Israel is ethnically cleansing the Gaza strip

17 October 2023
D Taylor

We often hear about the “slow motion” genocide of the Palestinians. This month, the Israeli government pushed the fast forward button.

In the midst of a relentless aerial bombardment of Gaza that has already killed thousands, the IDF has ordered a million residents of the northern Gaza Strip, including the entirety of Gaza City, to leave or face something even worse. The warnings were given in leaflets dropped from the sky and automated phone calls, while Israeli tanks continue to mass north of Gaza. The world is witnessing an ethnic cleansing.

Israeli authorities are open about it. “Gaza must be smaller at the end of the war”, Gideon Sa’ar, a member of Israel’s emergency cabinet, said on television three days ago.

We’ve seen this before, and every Palestinian and every Israeli knows it. The shelling, the cutting of vital services, the terrifying “friendly” leaflets warning Palestinians to leave their homes for their own safety: these are the methods by which Zionist forces originally expelled the majority of Palestine’s indigenous population and stole their land in 1948. This is the routine observed by Palestinian historian Saleh Abd al-Jawad in his study of four villages wiped out by Zionists in 1948:

“Typically, a village would be surrounded on three sides and then shelled in order to compel its people to flee. To that end, a safe passage or corridor would be left open ... Those who stayed behind and had not fled by the time the Israeli troops arrived were harassed until they did so. For the most part, such harassment would involve killing a select group of young men—a clear ‘message’ needing no further clarification.”

By these means, or worse—the violence, Abd al-Jawad believes, was generally worse in southern Palestine, around Gaza—the Palestinian families of what is now southern Israel were expelled from their villages and driven into the Gaza Strip. “What remains of some of these villages lies within 10 miles of the Gaza boundary”, writes Sarah Helm in the Guardian. “Some refugees can even see their land through the fence.”

The parallels with the past are obvious, and understood inside and outside Israel. “We may be looking at mass slaughter”, liberal Israeli journalist Gideon Levy wrote in Haaretz. “Large numbers of Israeli soldiers would be killed pointlessly. Residents of Gaza would face a second Nakba, the first signs of which are already apparent on the ground.” For the country’s right wing, that’s the point. “Right now, one goal: Nakba! A Nakba that will overshadow the Nakba of 48”, wrote Israeli MP Ariel Kallner.

By ethnically cleansing Gaza and acquiring the land for Israel, Netanyahu and his government might be able to claim a victory. The logic of Israeli politics demands that the oppression of Palestinians be worsened for the Israelis to be seen as winners.

Where are they meant to go? Gaza is one of the most densely populated and under-resourced places on earth.

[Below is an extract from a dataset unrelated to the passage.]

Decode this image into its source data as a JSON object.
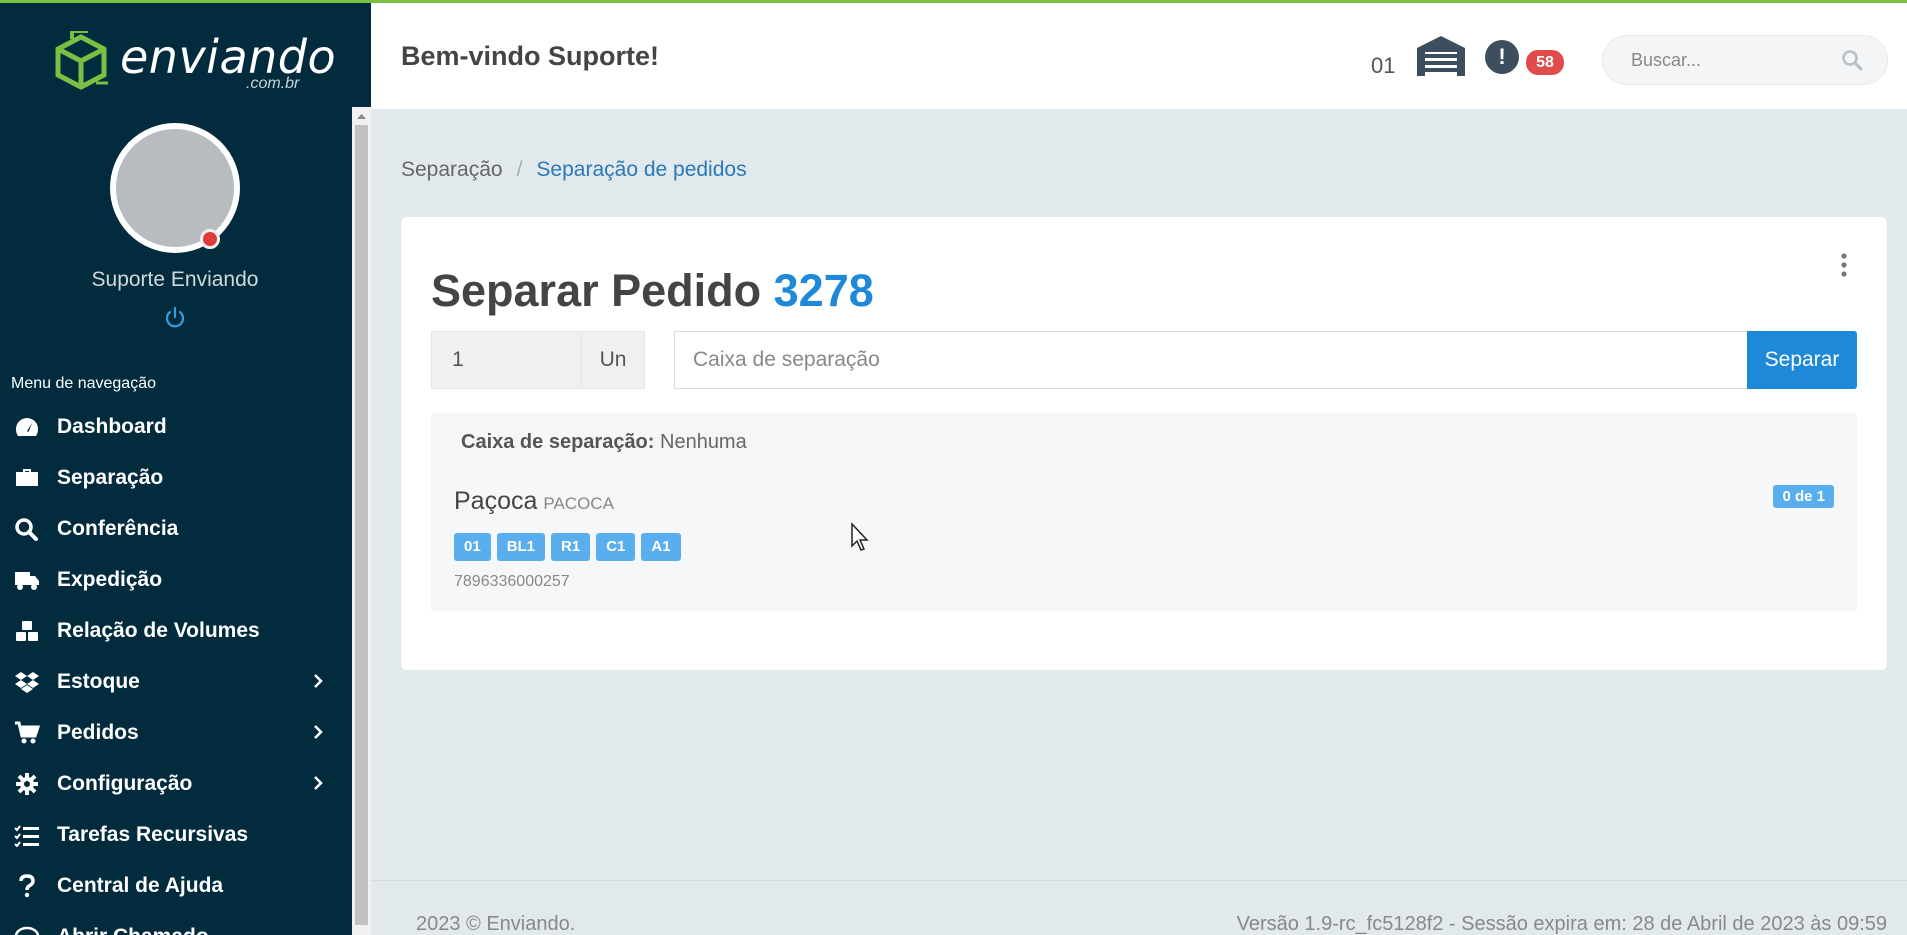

The Israelis have boxed its residents into a tiny patch of land, blockaded them, and bombed them. Now they have ordered them on a forced march to nowhere.

“There are severely ill people whose injuries mean their only chances of survival is being on life support, such as mechanical ventilators. So moving those people is a death sentence,” a WHO spokesperson told Al Jazeera. At the time of writing, the Israeli military claims that it has induced half a million people to flee.

The impact, according to a statement from the UN Relief Works Agency: “The scale and speed of the unfolding humanitarian crisis is bone-chilling. Gaza is fast becoming a hell-hole and is on the brink of collapse”.

Perhaps the Israeli hope is that the sheer number of fleeing Palestinians, and the chaos created by the war, will force Egypt to open its border and absorb hundreds of thousands of Gazans. Since the first Nakba of 1948, Zionists have dreamed of Palestinians simply disappearing into the Arab countries of Jordan, Lebanon and Egypt.

So calls for “safe passage”—or even for Egypt to open its border with Gaza—can miss the point.

Of course, evacuees should have safe passage: on top of everything else, Israel is bombing and killing the families who followed its evacuation order. And Egypt’s dictatorship never should have helped enforce the siege on Gaza. But most of all, Israeli’s terroristic attack on the people of Gaza must end.

If Israel’s bombardment continues, and if it is supplemented by the bloodbath that a ground invasion will entail, “safe passage” and an open border in Rafah are part of the same old process of ethnic cleansing. Israel wants Gazans to choose between death and exile.